A dirlo, riporta Repubblica, è l’assessore allo Sviluppo economico dell’Emilia Romagna Vincenzo Colla.

“Non dico che i professionali sono dei riformatori – spiega -, ma che questa è l’idea comune che gira e che va contrastata. Intendevo dire che questi istituti, dove ci sono docenti di valore, vanno qualificati e valorizzati, non considerate scuole dove vanno gli studenti difficili, che provengono da contesti svantaggiati”.

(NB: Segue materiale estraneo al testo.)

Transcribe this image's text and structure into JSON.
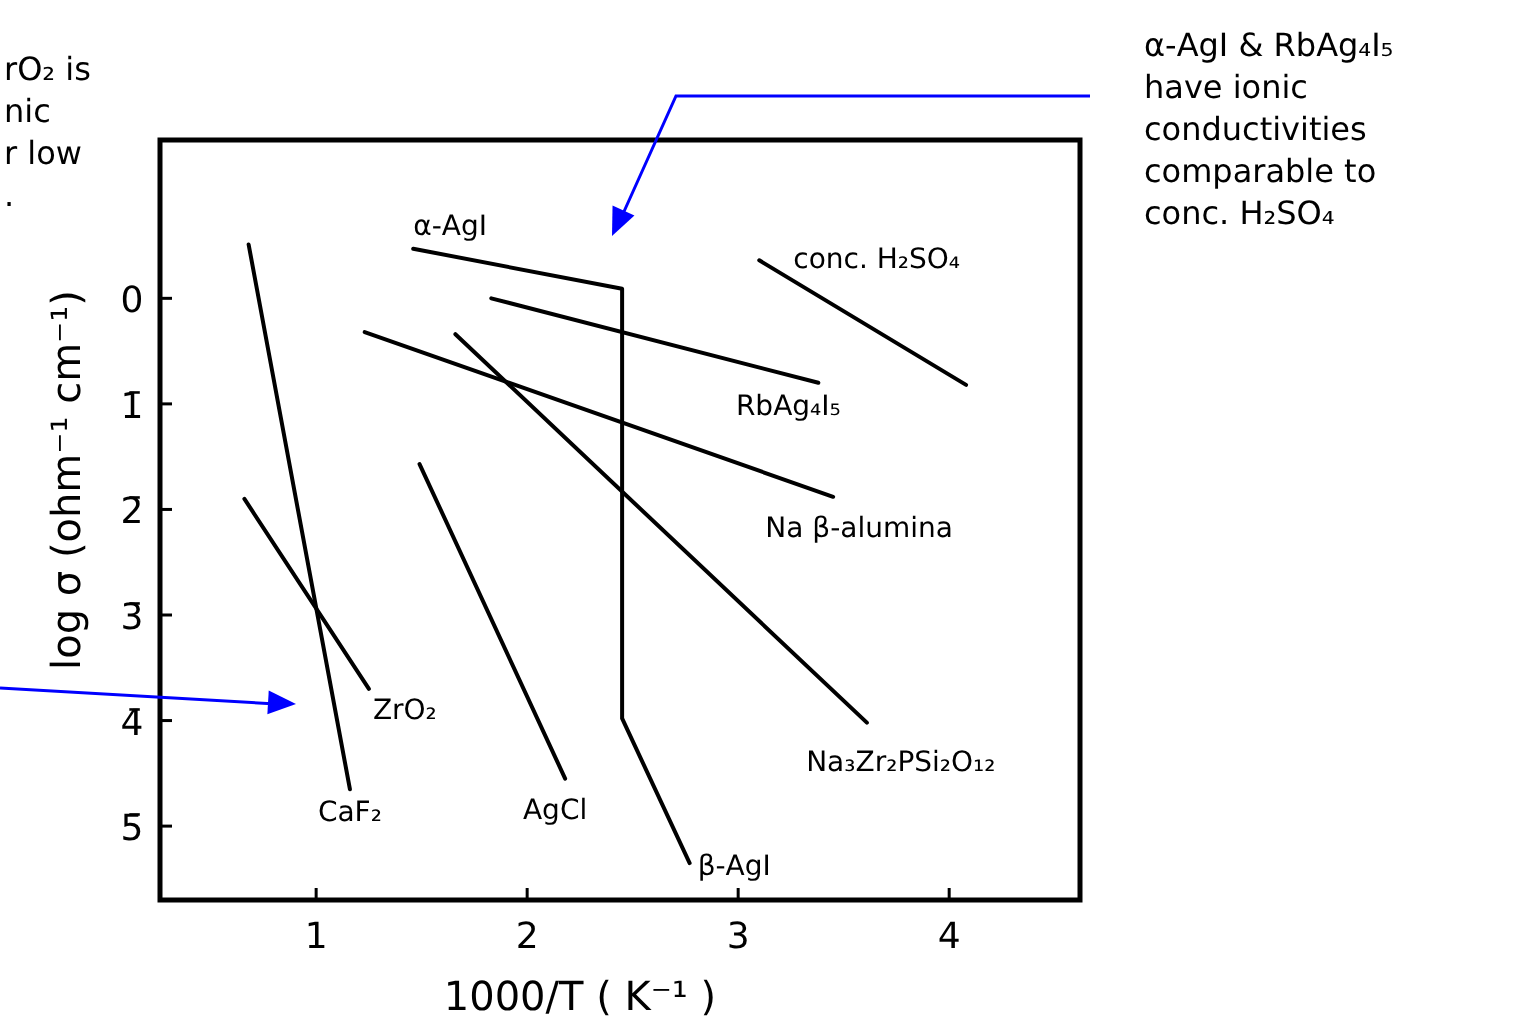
{
  "chart_data": {
    "type": "line",
    "xlabel": "1000/T ( K⁻¹ )",
    "ylabel": "log σ (ohm⁻¹ cm⁻¹)",
    "xlim": [
      0.26,
      4.62
    ],
    "xticks": [
      1,
      2,
      3,
      4
    ],
    "ylim": [
      -5.7,
      1.5
    ],
    "yticks": [
      {
        "value": 0,
        "label": "0"
      },
      {
        "value": -1,
        "label": "1̄"
      },
      {
        "value": -2,
        "label": "2̄"
      },
      {
        "value": -3,
        "label": "3̄"
      },
      {
        "value": -4,
        "label": "4̄"
      },
      {
        "value": -5,
        "label": "5̄"
      }
    ],
    "grid": false,
    "series": [
      {
        "name": "α-AgI",
        "color": "#000000",
        "x": [
          1.46,
          2.45,
          2.45,
          2.77
        ],
        "values": [
          0.47,
          0.09,
          -3.98,
          -5.35
        ]
      },
      {
        "name": "RbAg₄I₅",
        "color": "#000000",
        "x": [
          1.83,
          3.38
        ],
        "values": [
          0.0,
          -0.8
        ]
      },
      {
        "name": "Na β-alumina",
        "color": "#000000",
        "x": [
          1.23,
          3.45
        ],
        "values": [
          -0.32,
          -1.88
        ]
      },
      {
        "name": "Na₃Zr₂PSi₂O₁₂",
        "color": "#000000",
        "x": [
          1.66,
          3.61
        ],
        "values": [
          -0.34,
          -4.02
        ]
      },
      {
        "name": "conc. H₂SO₄",
        "color": "#000000",
        "x": [
          3.1,
          4.08
        ],
        "values": [
          0.36,
          -0.82
        ]
      },
      {
        "name": "CaF₂",
        "color": "#000000",
        "x": [
          0.68,
          1.16
        ],
        "values": [
          0.51,
          -4.65
        ]
      },
      {
        "name": "ZrO₂",
        "color": "#000000",
        "x": [
          0.66,
          1.25
        ],
        "values": [
          -1.9,
          -3.7
        ]
      },
      {
        "name": "AgCl",
        "color": "#000000",
        "x": [
          1.49,
          2.18
        ],
        "values": [
          -1.57,
          -4.55
        ]
      }
    ],
    "annotations": [
      {
        "text": "β-AgI",
        "x": 2.77,
        "y": -5.35
      },
      "rO₂ is\nnic\nr low\n.",
      "α-AgI & RbAg₄I₅\nhave ionic\nconductivities\ncomparable to\nconc. H₂SO₄"
    ]
  }
}
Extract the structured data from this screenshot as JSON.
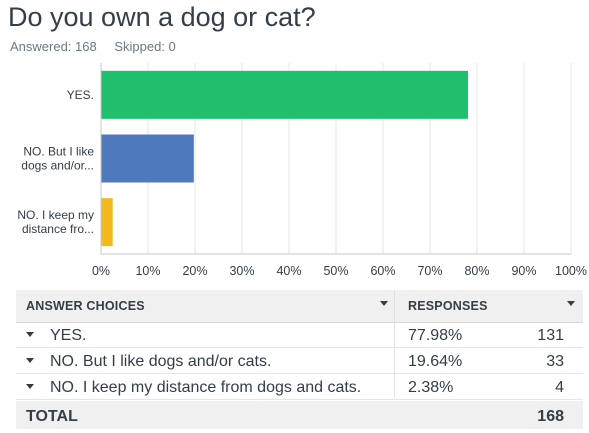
{
  "question": {
    "title": "Do you own a dog or cat?",
    "answered": "Answered: 168",
    "skipped": "Skipped: 0"
  },
  "chart_data": {
    "type": "bar",
    "orientation": "horizontal",
    "categories": [
      "YES.",
      "NO. But I like dogs and/or...",
      "NO. I keep my distance fro..."
    ],
    "category_lines": [
      [
        "YES."
      ],
      [
        "NO. But I like",
        "dogs and/or..."
      ],
      [
        "NO. I keep my",
        "distance fro..."
      ]
    ],
    "values": [
      77.98,
      19.64,
      2.38
    ],
    "colors": [
      "#1fbf6e",
      "#4f79bd",
      "#f4b91f"
    ],
    "xlim": [
      0,
      100
    ],
    "xticks": [
      "0%",
      "10%",
      "20%",
      "30%",
      "40%",
      "50%",
      "60%",
      "70%",
      "80%",
      "90%",
      "100%"
    ],
    "grid": true
  },
  "table": {
    "headers": {
      "choices": "ANSWER CHOICES",
      "responses": "RESPONSES"
    },
    "rows": [
      {
        "label": "YES.",
        "pct": "77.98%",
        "count": "131"
      },
      {
        "label": "NO. But I like dogs and/or cats.",
        "pct": "19.64%",
        "count": "33"
      },
      {
        "label": "NO. I keep my distance from dogs and cats.",
        "pct": "2.38%",
        "count": "4"
      }
    ],
    "total_label": "TOTAL",
    "total_count": "168"
  }
}
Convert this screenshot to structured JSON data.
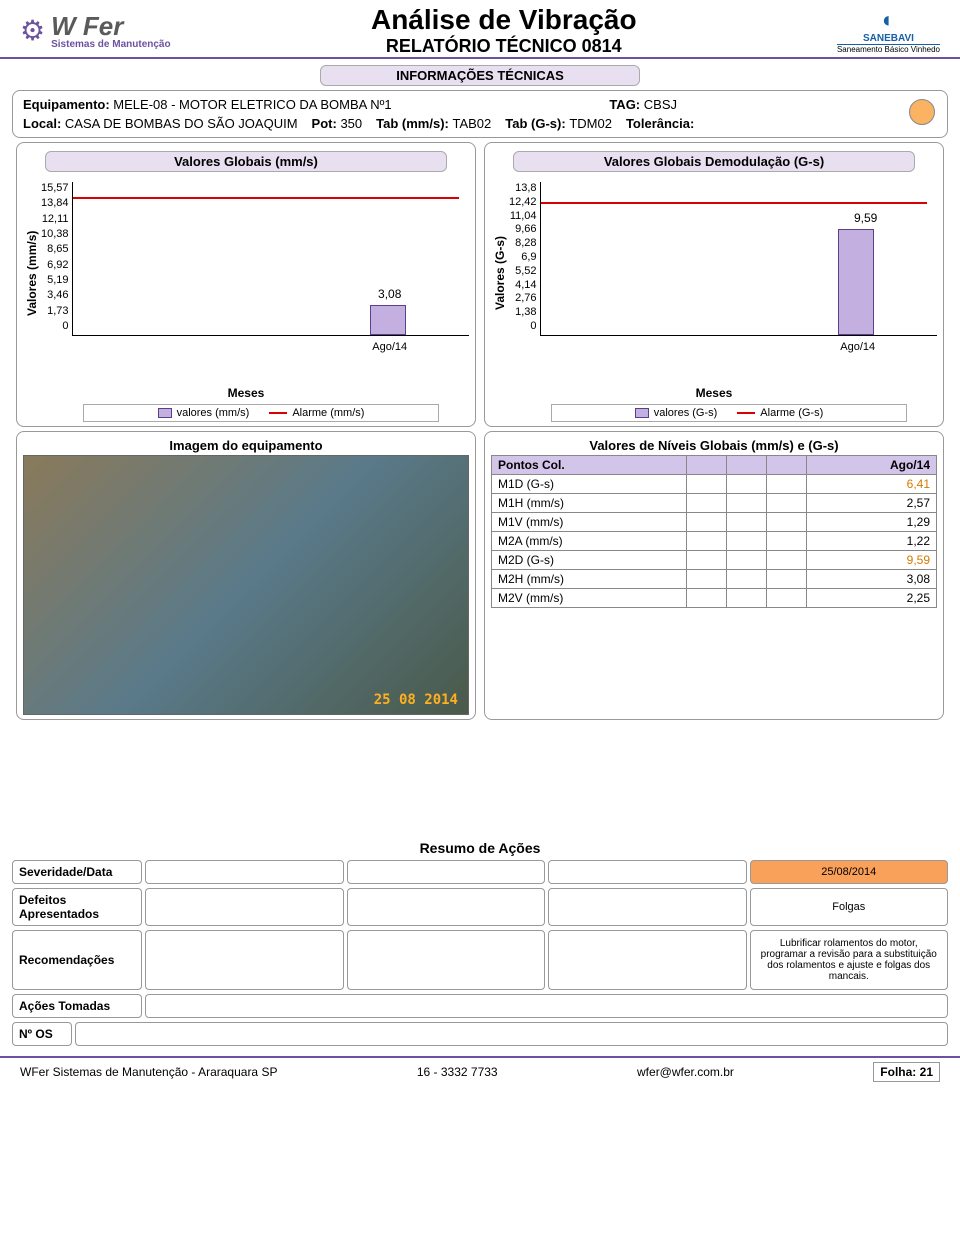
{
  "header": {
    "company": "W Fer",
    "company_sub": "Sistemas de Manutenção",
    "title": "Análise de Vibração",
    "subtitle": "RELATÓRIO TÉCNICO 0814",
    "client": "SANEBAVI",
    "client_sub": "Saneamento Básico Vinhedo"
  },
  "section_info_title": "INFORMAÇÕES TÉCNICAS",
  "info": {
    "equip_label": "Equipamento:",
    "equip_value": "MELE-08 - MOTOR ELETRICO DA BOMBA Nº1",
    "tag_label": "TAG:",
    "tag_value": "CBSJ",
    "local_label": "Local:",
    "local_value": "CASA DE BOMBAS DO SÃO JOAQUIM",
    "pot_label": "Pot:",
    "pot_value": "350",
    "tab_mms_label": "Tab (mm/s):",
    "tab_mms_value": "TAB02",
    "tab_gs_label": "Tab (G-s):",
    "tab_gs_value": "TDM02",
    "tol_label": "Tolerância:",
    "status_color": "#f9b363"
  },
  "chart1": {
    "title": "Valores Globais (mm/s)",
    "y_label": "Valores (mm/s)",
    "y_ticks": [
      "15,57",
      "13,84",
      "12,11",
      "10,38",
      "8,65",
      "6,92",
      "5,19",
      "3,46",
      "1,73",
      "0"
    ],
    "x_label": "Meses",
    "x_tick": "Ago/14",
    "bar_value": 3.08,
    "bar_label": "3,08",
    "alarm_value": 14.0,
    "y_max": 15.57,
    "bar_color": "#c3b0e0",
    "bar_border": "#5a3f8a",
    "alarm_color": "#d80000",
    "legend_values": "valores (mm/s)",
    "legend_alarm": "Alarme (mm/s)"
  },
  "chart2": {
    "title": "Valores Globais Demodulação (G-s)",
    "y_label": "Valores (G-s)",
    "y_ticks": [
      "13,8",
      "12,42",
      "11,04",
      "9,66",
      "8,28",
      "6,9",
      "5,52",
      "4,14",
      "2,76",
      "1,38",
      "0"
    ],
    "x_label": "Meses",
    "x_tick": "Ago/14",
    "bar_value": 9.59,
    "bar_label": "9,59",
    "alarm_value": 12.0,
    "y_max": 13.8,
    "bar_color": "#c3b0e0",
    "bar_border": "#5a3f8a",
    "alarm_color": "#d80000",
    "legend_values": "valores (G-s)",
    "legend_alarm": "Alarme (G-s)"
  },
  "image_title": "Imagem do equipamento",
  "image_date": "25 08 2014",
  "values_title": "Valores de Níveis Globais (mm/s) e (G-s)",
  "values_table": {
    "col_header": "Pontos Col.",
    "date_header": "Ago/14",
    "rows": [
      {
        "label": "M1D (G-s)",
        "value": "6,41",
        "highlight": true
      },
      {
        "label": "M1H (mm/s)",
        "value": "2,57",
        "highlight": false
      },
      {
        "label": "M1V (mm/s)",
        "value": "1,29",
        "highlight": false
      },
      {
        "label": "M2A (mm/s)",
        "value": "1,22",
        "highlight": false
      },
      {
        "label": "M2D (G-s)",
        "value": "9,59",
        "highlight": true
      },
      {
        "label": "M2H (mm/s)",
        "value": "3,08",
        "highlight": false
      },
      {
        "label": "M2V (mm/s)",
        "value": "2,25",
        "highlight": false
      }
    ]
  },
  "resumo": {
    "title": "Resumo de Ações",
    "sev_label": "Severidade/Data",
    "sev_date": "25/08/2014",
    "defeitos_label": "Defeitos Apresentados",
    "defeitos_value": "Folgas",
    "recom_label": "Recomendações",
    "recom_value": "Lubrificar rolamentos do motor, programar a revisão para a substituição dos rolamentos e ajuste e folgas dos mancais.",
    "acoes_label": "Ações Tomadas",
    "os_label": "Nº OS"
  },
  "footer": {
    "company": "WFer Sistemas de Manutenção  -  Araraquara SP",
    "phone": "16 - 3332 7733",
    "email": "wfer@wfer.com.br",
    "folha_label": "Folha:",
    "folha_value": "21"
  }
}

“Non basterà cambiare nome, ma almeno diamo un segnale: non è possibile che solo il nome di una scuola diventi una questione di censo e che una volta finita la scuola le opportunità siano ancora una questione di censo – evidenzia-. Facciamo capire che i professionali non sono istituti di serie B, dove vanno solo i ragazzi in difficoltà, mentre le élite vanno ai licei. Stiamo parlando di ragazzi e di scuola pubblica. Il tema è creare uguaglianza. Ricordo, con Tullio De Mauro, che esiste una intelligenza delle mani”.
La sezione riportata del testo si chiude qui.